How can I show that these sum are equivalent and what is the closed form of $F(x)$?
$$\sum_{j=2}^{\infty}{1\over j^x(j^2+1)}=\sum_{i=1}^{\infty}(-1)^{i-1}\zeta(2i+x)=F(x)$$
$x\ge0$
My try:
Setting $x=0$ [Just to do an example to see where I can get to...]

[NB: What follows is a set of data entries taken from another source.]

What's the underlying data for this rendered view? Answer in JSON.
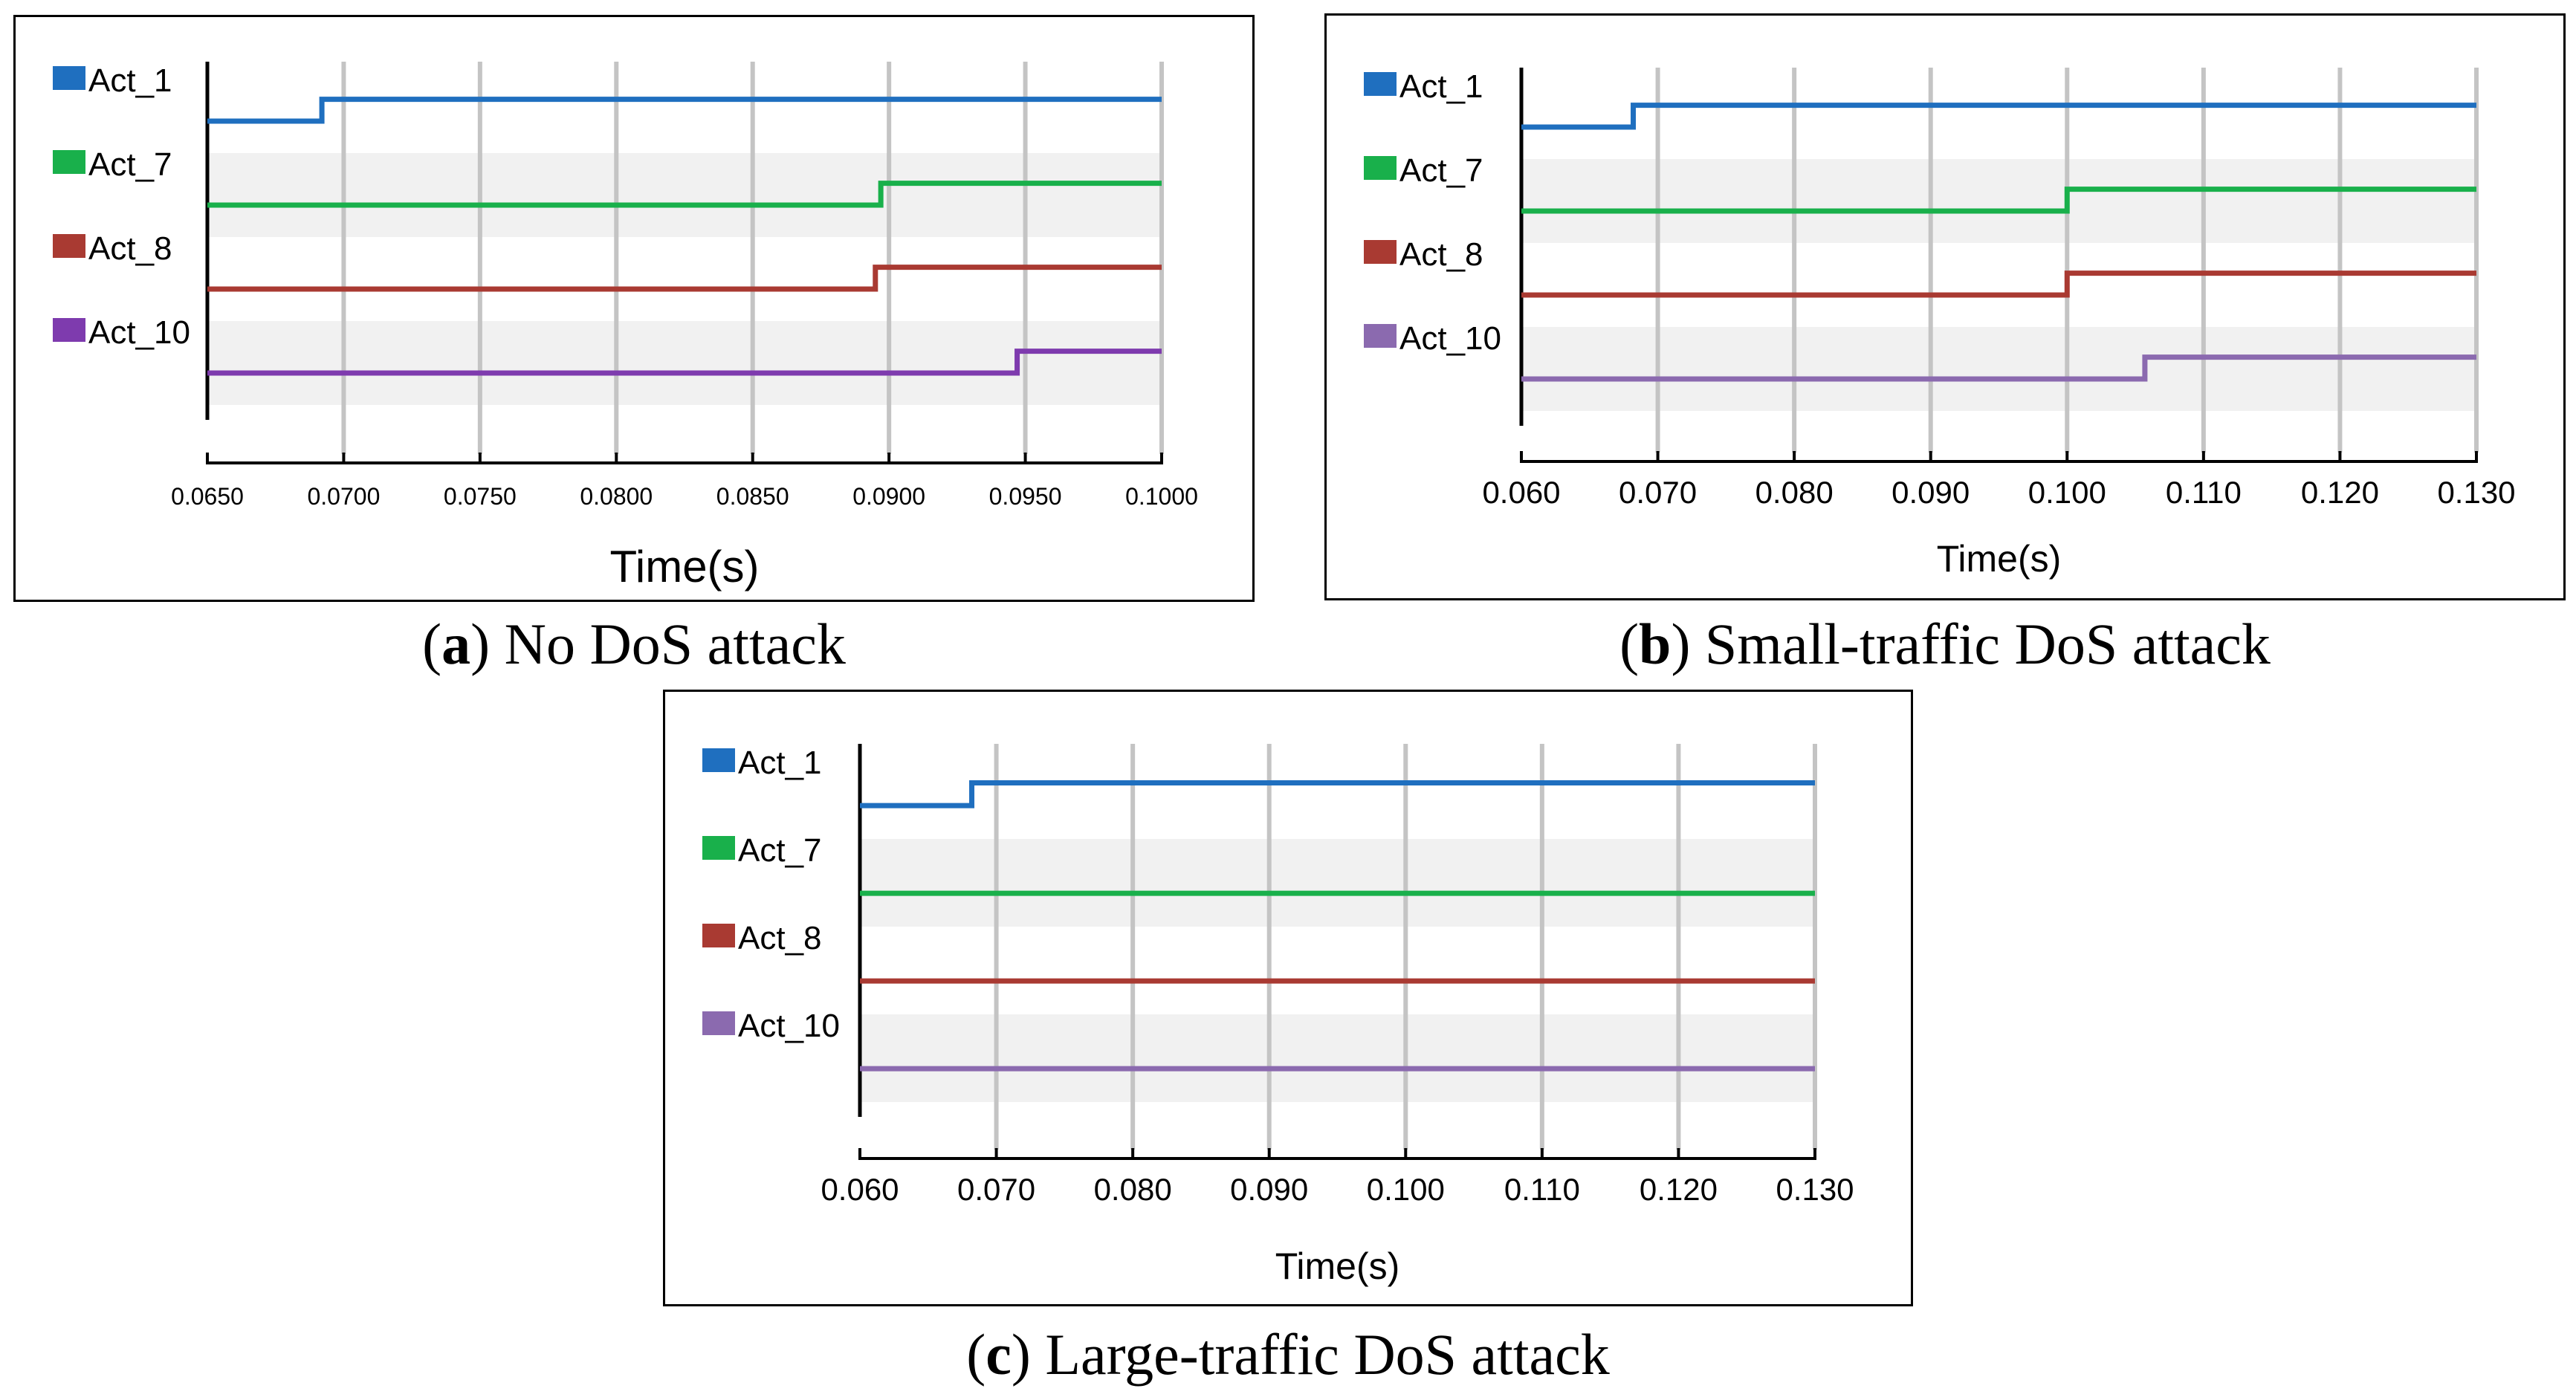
{
  "chart_data": [
    {
      "id": "a",
      "type": "line",
      "subtype": "step",
      "xlabel": "Time(s)",
      "xlim": [
        0.065,
        0.1
      ],
      "xticks": [
        0.065,
        0.07,
        0.075,
        0.08,
        0.085,
        0.09,
        0.095,
        0.1
      ],
      "xtick_labels": [
        "0.0650",
        "0.0700",
        "0.0750",
        "0.0800",
        "0.0850",
        "0.0900",
        "0.0950",
        "0.1000"
      ],
      "series": [
        {
          "name": "Act_1",
          "color": "#1f6fbf",
          "switch_at": 0.0692
        },
        {
          "name": "Act_7",
          "color": "#19b04b",
          "switch_at": 0.0897
        },
        {
          "name": "Act_8",
          "color": "#a93a32",
          "switch_at": 0.0895
        },
        {
          "name": "Act_10",
          "color": "#7e3bae",
          "switch_at": 0.0947
        }
      ]
    },
    {
      "id": "b",
      "type": "line",
      "subtype": "step",
      "xlabel": "Time(s)",
      "xlim": [
        0.06,
        0.13
      ],
      "xticks": [
        0.06,
        0.07,
        0.08,
        0.09,
        0.1,
        0.11,
        0.12,
        0.13
      ],
      "xtick_labels": [
        "0.060",
        "0.070",
        "0.080",
        "0.090",
        "0.100",
        "0.110",
        "0.120",
        "0.130"
      ],
      "series": [
        {
          "name": "Act_1",
          "color": "#1f6fbf",
          "switch_at": 0.0682
        },
        {
          "name": "Act_7",
          "color": "#19b04b",
          "switch_at": 0.1
        },
        {
          "name": "Act_8",
          "color": "#a93a32",
          "switch_at": 0.1
        },
        {
          "name": "Act_10",
          "color": "#8b6aaf",
          "switch_at": 0.1057
        }
      ]
    },
    {
      "id": "c",
      "type": "line",
      "subtype": "step",
      "xlabel": "Time(s)",
      "xlim": [
        0.06,
        0.13
      ],
      "xticks": [
        0.06,
        0.07,
        0.08,
        0.09,
        0.1,
        0.11,
        0.12,
        0.13
      ],
      "xtick_labels": [
        "0.060",
        "0.070",
        "0.080",
        "0.090",
        "0.100",
        "0.110",
        "0.120",
        "0.130"
      ],
      "series": [
        {
          "name": "Act_1",
          "color": "#1f6fbf",
          "switch_at": 0.0682
        },
        {
          "name": "Act_7",
          "color": "#19b04b",
          "switch_at": null
        },
        {
          "name": "Act_8",
          "color": "#a93a32",
          "switch_at": null
        },
        {
          "name": "Act_10",
          "color": "#8b6aaf",
          "switch_at": null
        }
      ]
    }
  ],
  "captions": {
    "a": {
      "letter": "a",
      "text": " No DoS attack"
    },
    "b": {
      "letter": "b",
      "text": " Small-traffic DoS attack"
    },
    "c": {
      "letter": "c",
      "text": " Large-traffic DoS attack"
    }
  }
}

$$\sum_{j=2}^{\infty}{1\over j^2+1}=\sum_{i=1}^{\infty}(-1)^{i-1}\zeta(2i)$$
We know that $$\sum_{n=1}^{\infty}[\zeta(2n)-1]={3\over 4}$$
Add them and we have, I can't see any link at all!
$$\sum_{i=1}^{\infty}(-1)^{i-1}\zeta(2i)+\sum_{n=1}^{\infty}[\zeta(2n)-1]=2\sum_{n=1}^{\infty}[\zeta(4n-2)-1]$$
I found this formula in wolfram
$$\sum_{k=1}^{\infty}{1\over k^2-x^2}=\sum_{n=0}^{\infty}\zeta(2n+2)x^{2n}={1-x\pi\cot{x\pi}\over 2x^2}\tag1$$
Setting $x=i=\sqrt{-1}$
We got
$${1\over 2}+\sum_{k=2}^{\infty}{1\over k^2+1}=\sum_{n=0}^{\infty}(-1)^n\zeta(2n+2)={1-i\pi\cot{i\pi}\over -2}$$
So we have
$$\sum_{k=2}^{\infty}{1\over k^2+1}=\sum_{n=0}^{\infty}(-1)^n\zeta(2n+2)={-2+i\pi\cot{i\pi}\over 2}$$
How do we used this formula (1) to find a closed form for $F(x)$?